De nombreuses personnes sont sceptiques vis-à-vis des batteries de voiture et critiquent leur bilan écologique. À juste titre?
Non, si l’on se base sur les nouveaux procédés de recyclage. Et je parle ici non seulement en tant qu’entrepreneur, mais aussi en tant que citoyen. J’accorde une très grande importance à la durabilité et à l’écologie. Bien sûr, il faudra toujours extraire des matières premières dans des mines dans des conditions parfois discutables, mais beaucoup moins qu’actuellement. Sur le plan écologique, les batteries sont beaucoup moins problématiques qu’il y a quelques années.
Il y a environ deux ans et demi, vous avez eu l’idée, avec votre épouse, de créer une usine de recyclage de batteries. Où en êtes-vous aujourd’hui dans votre projet?
L’entreprise est créée, les études préliminaires ont été effectuées. La construction à Biberist de l’usine d’environ 4000 m2 devrait débuter à la fin de l’année. Si tout se passe bien, Librec commencera les premiers essais fin 2023 et sera en service au plus tard mi-2024. Nous tablons sur un volume annuel de 7000 tonnes. Les batteries au lithium que nous démontons proviennent essentiellement de véhicules pour le transport de personnes, mais aussi de camions, de bateaux et de locomotives.
Est-ce que cela signifie qu’à l’avenir, toutes les batteries mises au rebut en Suisse termineront dans votre usine à Biberist?
Nous l’espérons, mais nous ne pouvons pas l’affirmer avec certitude. Le marché est certes libre, mais nous avons quelques atouts dans notre manche.
Lesquels?
Nous affichons le taux de récupération le plus élevé: 96 %. Et nous maîtrisons parfaitement les coûts. Dans ce domaine, je peux m’appuyer sur l’expérience que j’ai acquise dans le secteur économique. De plus, nous optimisons différents procédés, par exemple le séchage à sec ou la séparation des matériaux contenus dans les batteries. Cela consiste à gratter les électrodes pour en décoller les matériaux précieux.

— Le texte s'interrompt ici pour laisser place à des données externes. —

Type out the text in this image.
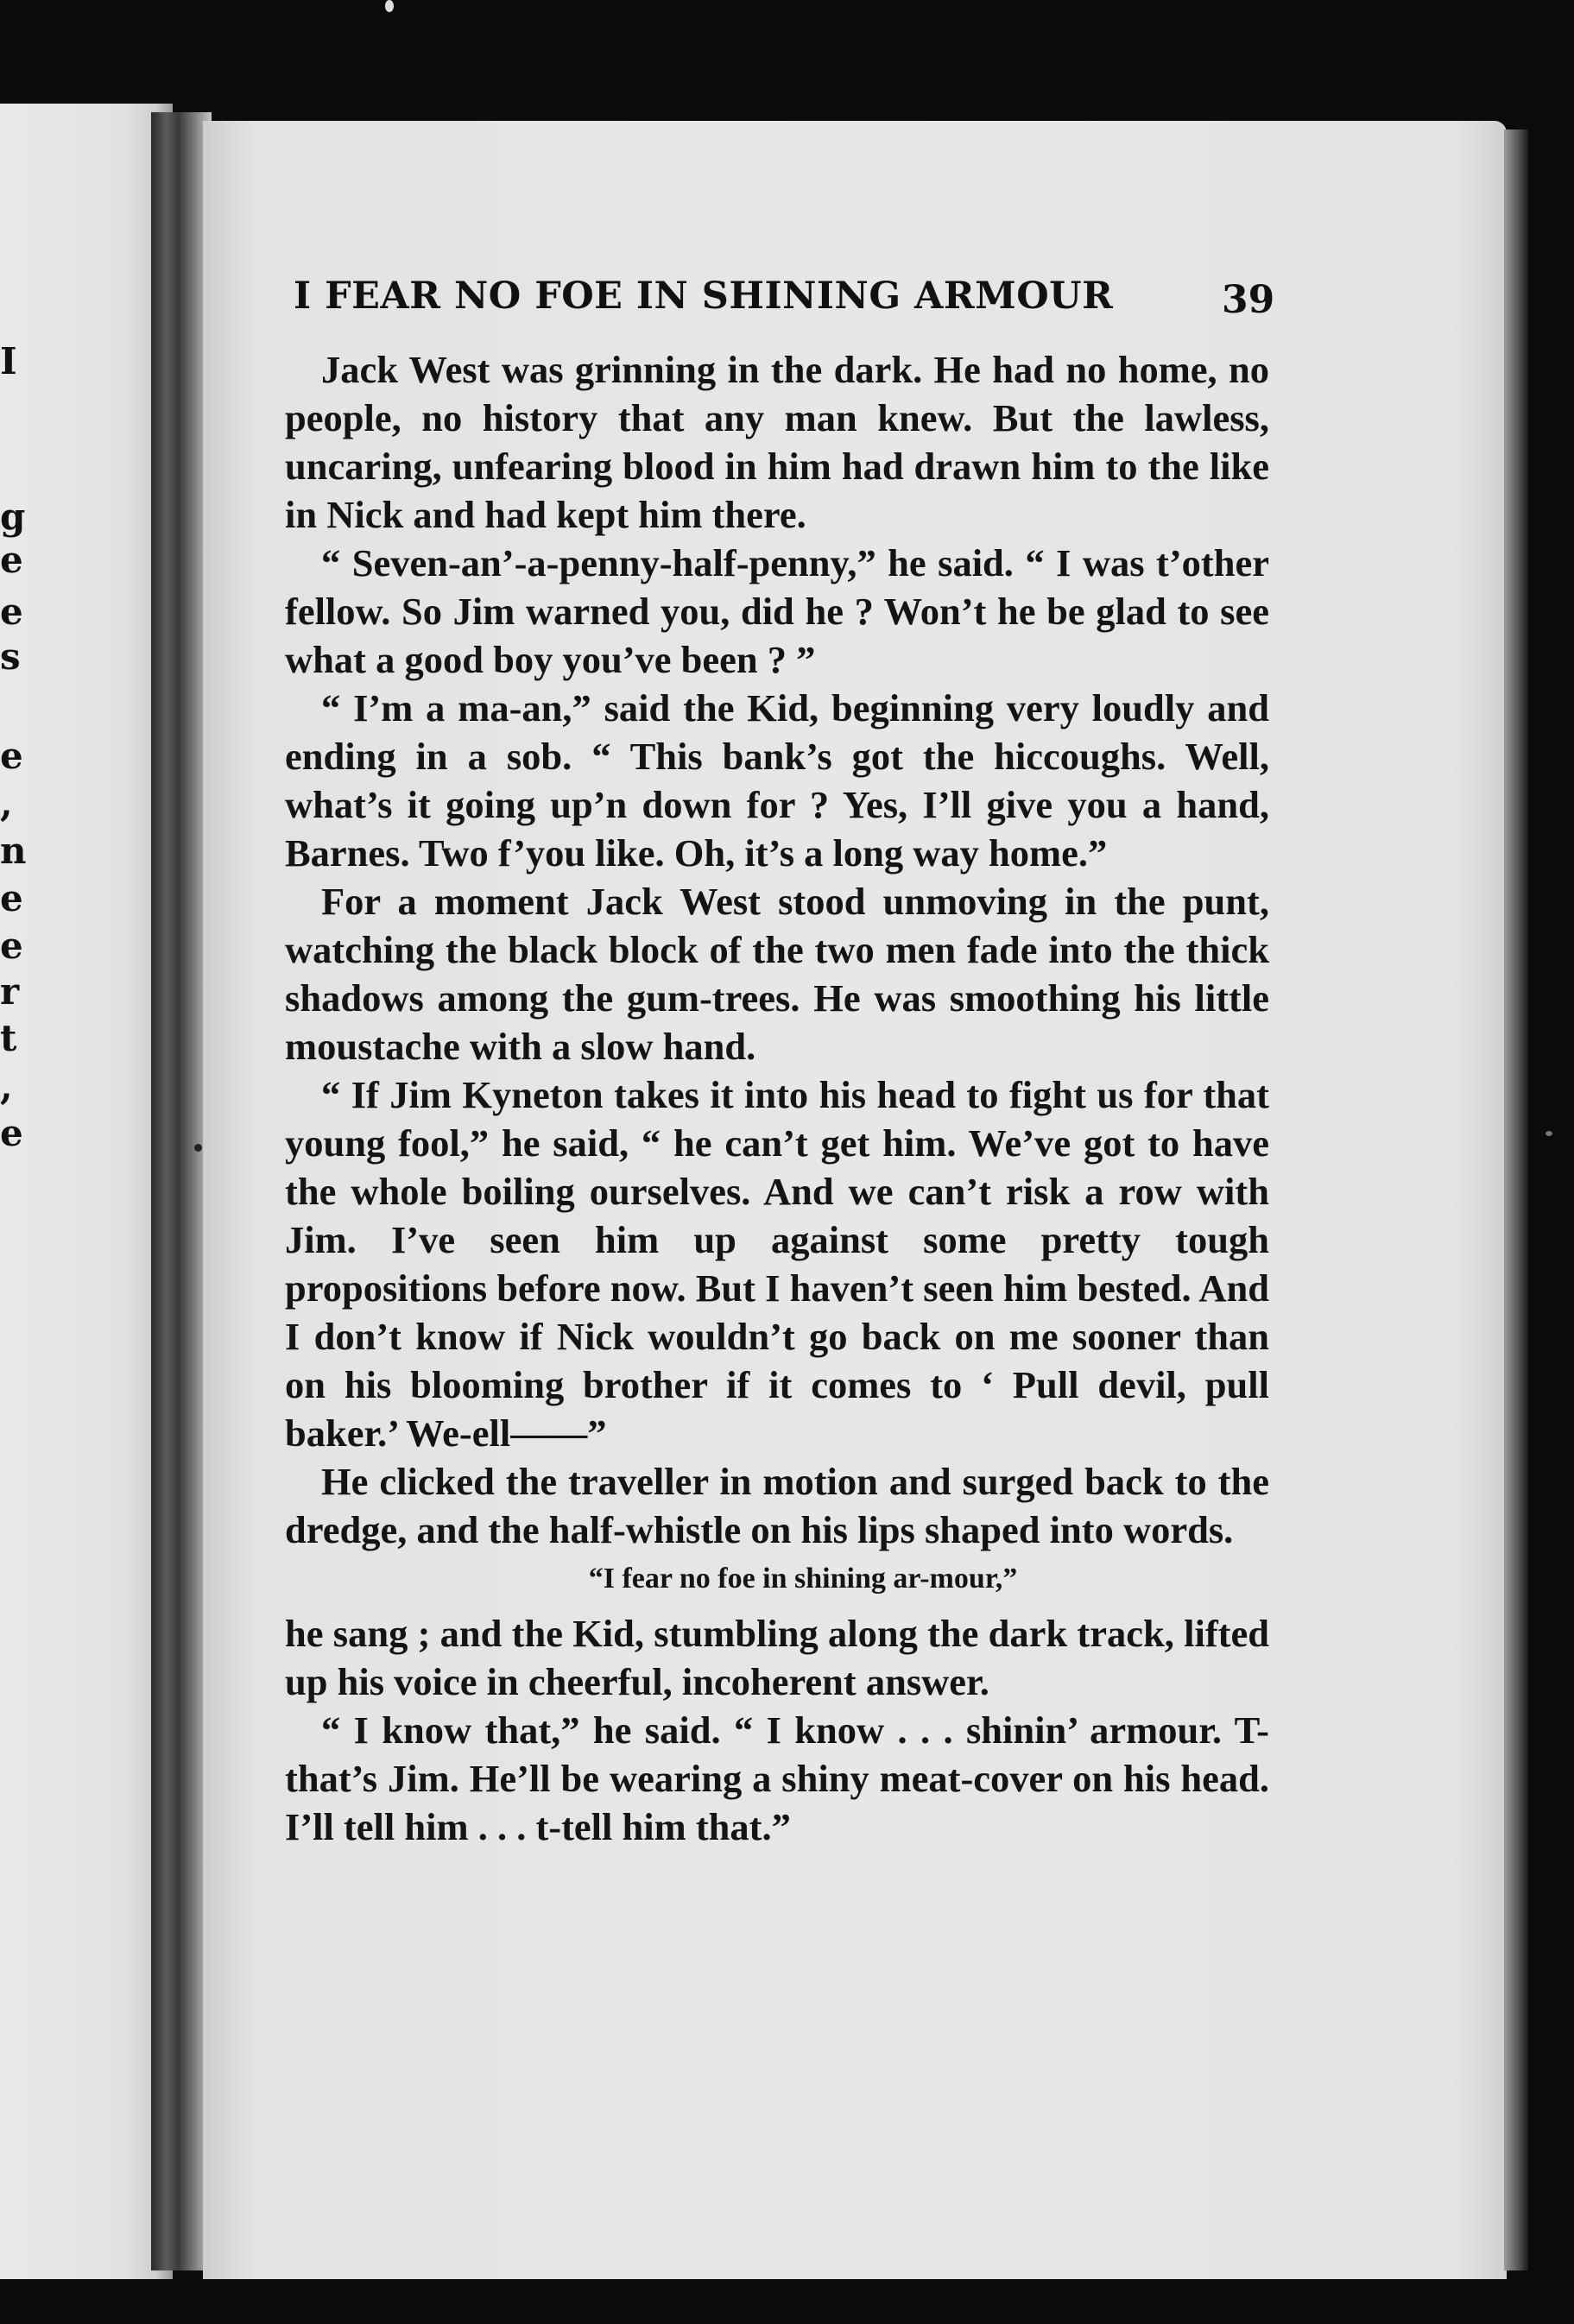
I
g
e
e
s
e
,
n
e
e
r
t
,
e
I FEAR NO FOE IN SHINING ARMOUR	39

Jack West was grinning in the dark. He had no home, no people, no history that any man knew. But the lawless, uncaring, unfearing blood in him had drawn him to the like in Nick and had kept him there.

“ Seven-an’-a-penny-half-penny,” he said. “ I was t’other fellow. So Jim warned you, did he ? Won’t he be glad to see what a good boy you’ve been ? ”

“ I’m a ma-an,” said the Kid, beginning very loudly and ending in a sob. “ This bank’s got the hiccoughs. Well, what’s it going up’n down for ? Yes, I’ll give you a hand, Barnes. Two f’you like. Oh, it’s a long way home.”

For a moment Jack West stood unmoving in the punt, watching the black block of the two men fade into the thick shadows among the gum-trees. He was smoothing his little moustache with a slow hand.

“ If Jim Kyneton takes it into his head to fight us for that young fool,” he said, “ he can’t get him. We’ve got to have the whole boiling ourselves. And we can’t risk a row with Jim. I’ve seen him up against some pretty tough propositions before now. But I haven’t seen him bested. And I don’t know if Nick wouldn’t go back on me sooner than on his blooming brother if it comes to ‘ Pull devil, pull baker.’ We-ell——”

He clicked the traveller in motion and surged back to the dredge, and the half-whistle on his lips shaped into words.

“I fear no foe in shining ar-mour,”

he sang ; and the Kid, stumbling along the dark track, lifted up his voice in cheerful, incoherent answer.

“ I know that,” he said. “ I know . . . shinin’ armour. T-that’s Jim. He’ll be wearing a shiny meat-cover on his head. I’ll tell him . . . t-tell him that.”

Comment votre procédé fonctionne-t-il?
Les batteries ne sont plus fondues, mais déchiquetées. Nous trions ensuite pratiquement tous les matériaux. Ce qui est particulièrement intéressant, c’est la masse noire, une poudre noire. Celle-ci contient du cobalt, du nickel, du manganèse et du lithium, les matériaux essentiels de la batterie. Ils sont entièrement préservés.

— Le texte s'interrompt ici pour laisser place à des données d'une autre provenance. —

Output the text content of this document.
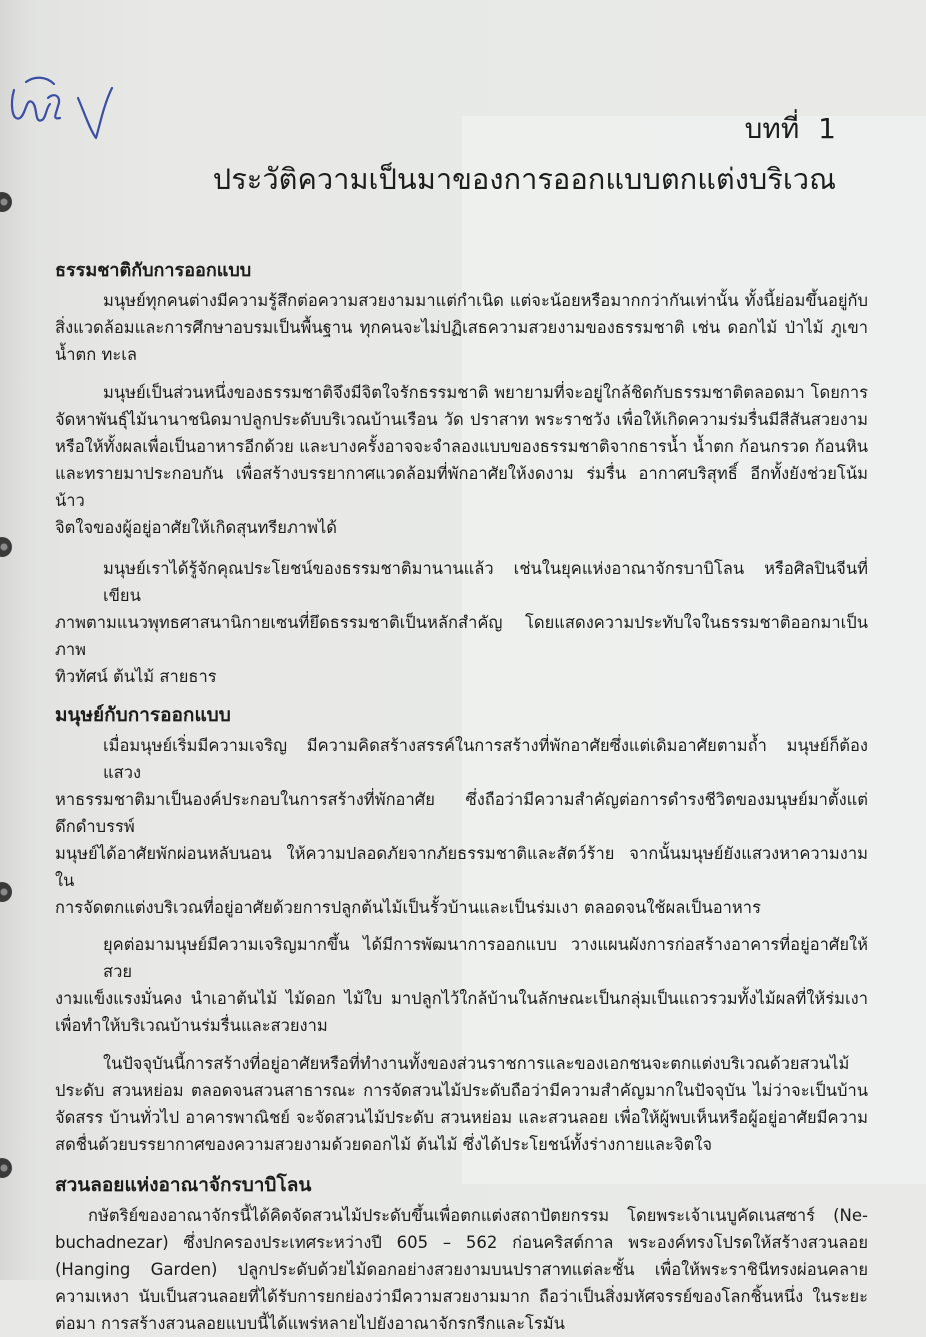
บทที่ 1
ประวัติความเป็นมาของการออกแบบตกแต่งบริเวณ
ธรรมชาติกับการออกแบบ
มนุษย์ทุกคนต่างมีความรู้สึกต่อความสวยงามมาแต่กำเนิด แต่จะน้อยหรือมากกว่ากันเท่านั้น ทั้งนี้ย่อมขึ้นอยู่กับ
สิ่งแวดล้อมและการศึกษาอบรมเป็นพื้นฐาน ทุกคนจะไม่ปฏิเสธความสวยงามของธรรมชาติ เช่น ดอกไม้ ป่าไม้ ภูเขา
น้ำตก ทะเล
มนุษย์เป็นส่วนหนึ่งของธรรมชาติจึงมีจิตใจรักธรรมชาติ พยายามที่จะอยู่ใกล้ชิดกับธรรมชาติตลอดมา โดยการ
จัดหาพันธุ์ไม้นานาชนิดมาปลูกประดับบริเวณบ้านเรือน วัด ปราสาท พระราชวัง เพื่อให้เกิดความร่มรื่นมีสีสันสวยงาม
หรือให้ทั้งผลเพื่อเป็นอาหารอีกด้วย และบางครั้งอาจจะจำลองแบบของธรรมชาติจากธารน้ำ น้ำตก ก้อนกรวด ก้อนหิน
และทรายมาประกอบกัน เพื่อสร้างบรรยากาศแวดล้อมที่พักอาศัยให้งดงาม ร่มรื่น อากาศบริสุทธิ์ อีกทั้งยังช่วยโน้มน้าว
จิตใจของผู้อยู่อาศัยให้เกิดสุนทรียภาพได้
มนุษย์เราได้รู้จักคุณประโยชน์ของธรรมชาติมานานแล้ว เช่นในยุคแห่งอาณาจักรบาบิโลน หรือศิลปินจีนที่เขียน
ภาพตามแนวพุทธศาสนานิกายเซนที่ยึดธรรมชาติเป็นหลักสำคัญ โดยแสดงความประทับใจในธรรมชาติออกมาเป็นภาพ
ทิวทัศน์ ต้นไม้ สายธาร
มนุษย์กับการออกแบบ
เมื่อมนุษย์เริ่มมีความเจริญ มีความคิดสร้างสรรค์ในการสร้างที่พักอาศัยซึ่งแต่เดิมอาศัยตามถ้ำ มนุษย์ก็ต้องแสวง
หาธรรมชาติมาเป็นองค์ประกอบในการสร้างที่พักอาศัย ซึ่งถือว่ามีความสำคัญต่อการดำรงชีวิตของมนุษย์มาตั้งแต่ดึกดำบรรพ์
มนุษย์ได้อาศัยพักผ่อนหลับนอน ให้ความปลอดภัยจากภัยธรรมชาติและสัตว์ร้าย จากนั้นมนุษย์ยังแสวงหาความงามใน
การจัดตกแต่งบริเวณที่อยู่อาศัยด้วยการปลูกต้นไม้เป็นรั้วบ้านและเป็นร่มเงา ตลอดจนใช้ผลเป็นอาหาร
ยุคต่อมามนุษย์มีความเจริญมากขึ้น ได้มีการพัฒนาการออกแบบ วางแผนผังการก่อสร้างอาคารที่อยู่อาศัยให้สวย
งามแข็งแรงมั่นคง นำเอาต้นไม้ ไม้ดอก ไม้ใบ มาปลูกไว้ใกล้บ้านในลักษณะเป็นกลุ่มเป็นแถวรวมทั้งไม้ผลที่ให้ร่มเงา
เพื่อทำให้บริเวณบ้านร่มรื่นและสวยงาม
ในปัจจุบันนี้การสร้างที่อยู่อาศัยหรือที่ทำงานทั้งของส่วนราชการและของเอกชนจะตกแต่งบริเวณด้วยสวนไม้
ประดับ สวนหย่อม ตลอดจนสวนสาธารณะ การจัดสวนไม้ประดับถือว่ามีความสำคัญมากในปัจจุบัน ไม่ว่าจะเป็นบ้าน
จัดสรร บ้านทั่วไป อาคารพาณิชย์ จะจัดสวนไม้ประดับ สวนหย่อม และสวนลอย เพื่อให้ผู้พบเห็นหรือผู้อยู่อาศัยมีความ
สดชื่นด้วยบรรยากาศของความสวยงามด้วยดอกไม้ ต้นไม้ ซึ่งได้ประโยชน์ทั้งร่างกายและจิตใจ
สวนลอยแห่งอาณาจักรบาบิโลน
กษัตริย์ของอาณาจักรนี้ได้คิดจัดสวนไม้ประดับขึ้นเพื่อตกแต่งสถาปัตยกรรม โดยพระเจ้าเนบูคัดเนสซาร์ (Ne-
buchadnezar) ซึ่งปกครองประเทศระหว่างปี 605 – 562 ก่อนคริสต์กาล พระองค์ทรงโปรดให้สร้างสวนลอย
(Hanging Garden) ปลูกประดับด้วยไม้ดอกอย่างสวยงามบนปราสาทแต่ละชั้น เพื่อให้พระราชินีทรงผ่อนคลาย
ความเหงา นับเป็นสวนลอยที่ได้รับการยกย่องว่ามีความสวยงามมาก ถือว่าเป็นสิ่งมหัศจรรย์ของโลกชิ้นหนึ่ง ในระยะ
ต่อมา การสร้างสวนลอยแบบนี้ได้แพร่หลายไปยังอาณาจักรกรีกและโรมัน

Lors du recyclage, vous manipulez des batteries qui contiennent du courant résiduel, des liquides et des métaux. Les riverains à Biberist doivent-ils s’inquiéter des risques pour leur santé?
Non, absolument pas. Nous récupérons le courant résiduel contenu dans les batteries en fin de vie pour alimenter l’usine. Il couvre environ un tiers de notre consommation d’électricité. Notre procédé ne nécessite même pas d’étude de l’impact sur l’environnement. Nous sommes une entreprise artisanale classique et travaillons pour ainsi dire comme un atelier de mécanique, mais avec des procédés plus complexes.
Quelles sont les économies d’énergie réalisées avec le nouveau procédé, par rapport à l’ancien?
Notre méthode ne consomme que 15 à 20 % d’énergie par rapport au procédé de fusion. À cela s’ajoute l’énergie économisée par la suppression de l’extraction minière. L’industrie automobile est très intéressée par les matières premières que nous récupérons. Nous pouvons contribuer activement au développement de l’électromobilité.
Vous êtes une start-up parmi des centaines d’autres. Pourtant, vos projets ont dès le début fait l’objet d’une couverture médiatique importante. Pourquoi?
Beaucoup de monde a conscience qu’il faut que quelque chose se fasse dans ce domaine. L’électrification de la société sans une filière de recyclage adaptée n’est pas concevable à long terme.
Pourquoi?
L’électrification de la société va s’accentuer. Il faut créer des possibilités permettant de produire de manière décentralisée l’électricité nécessaire, même dans de petites installations. La société devra rompre les liens avec les grands fournisseurs d’électricité, la production électrique va se morceler. L’électricité sera la nouvelle monnaie. En outre, la hausse des prix du gaz et du pétrole va accentuer la recherche d’alternatives et favoriser le développement des énergies renouvelables en Suisse. Espérons-le. Mais pour cela, il faut des batteries.
Et vous pouvez en proposer? Vous redonnez vie à une partie des batteries usagées que vous collectez.
C’est exact. Une filiale avec laquelle Librec travaille étroitement vérifie que les batteries sont adaptées au recyclage. Selon nos estimations, une batterie sur cinq répond à ces critères. Les batteries remises à neuf sont par exemple utilisées dans les maisons individuelles pour stocker l’électricité produite par une installation photovoltaïque. D’autres peuvent être installées dans des chariots élévateurs ou des voiturettes de golf. Le secteur de l’énergie réfléchit à la création de fermes de batteries permettant de stocker d’importantes quantités d’électricité. Ce secteur est un autre débouché possible pour les batteries de seconde vie.